According to the new report titled 'State of the Climate 2012', jointly prepared by the Bureau of Meteorology and CSIRO, Australia's general climate will rise by up to 5.0 degrees Celsius over the next 60 years, possibly reaching the zenith by 2070.

The projection was based on the average hike in national temperature that was recorded since 1911, the report said, and the pace of global warming that has accelerated since the onset of the industrial era.

Australia has registered spikes on its temperature since 1910 onwards and has never looked back since then, paving the way for more heat waves to beat down on the country unless greenhouse emissions were reduced considerably, the report said.

Alongside with the rising level of warming, mixtures of weather disturbances will continue to hit Australia, which has seen in the past few years devastating storms that spawned destructive floods.

The report warned too that year-round weather cycles would produce punishing heat spells that in the past had caused devastating droughts and bushfires.

And only one glaring reason was pinpointed by the government report - the high concentrates of greenhouse emissions that last year alone led to what scientists called as "significant further global warming."

If the current levels will be sustained over the next 20 years, Australia will witness heat spikes of up to 1.5 degrees Celsius, the report said.

The level that the mercury had jumped so far, according to Karl Braganza, chief of climate monitoring at the Bureau of Meteorology, was definitely alarming.

"Global changes of this magnitude happen very rarely. They happen when asteroids strike, they happen when there's planetary volcanic activity," Braganza told ABC.

He blamed man's heavy reliance on fossil fuels for the harsher weather conditions to come.

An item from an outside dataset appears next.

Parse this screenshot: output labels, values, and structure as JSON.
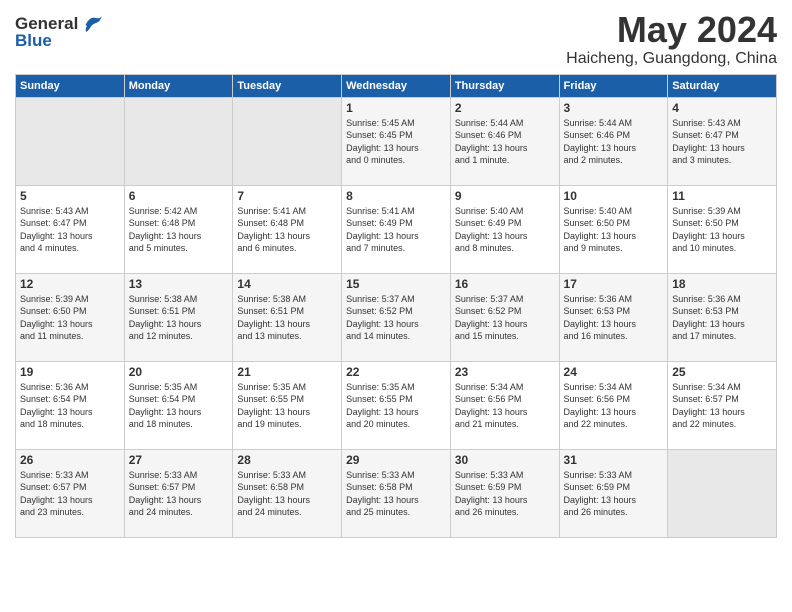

"They're happening now because we're digging up fossil fuels and basically burning them all. And we're doing that very, very rapidly," the scientist said.

"Unless greenhouse gas emissions decrease, we expect to see the temperature of the atmosphere and the oceans continue to warm and sea levels continue to rise at current or even higher rates than reported here," Braganza was reported by Agence France Presse (AFP) as saying on Wednesday.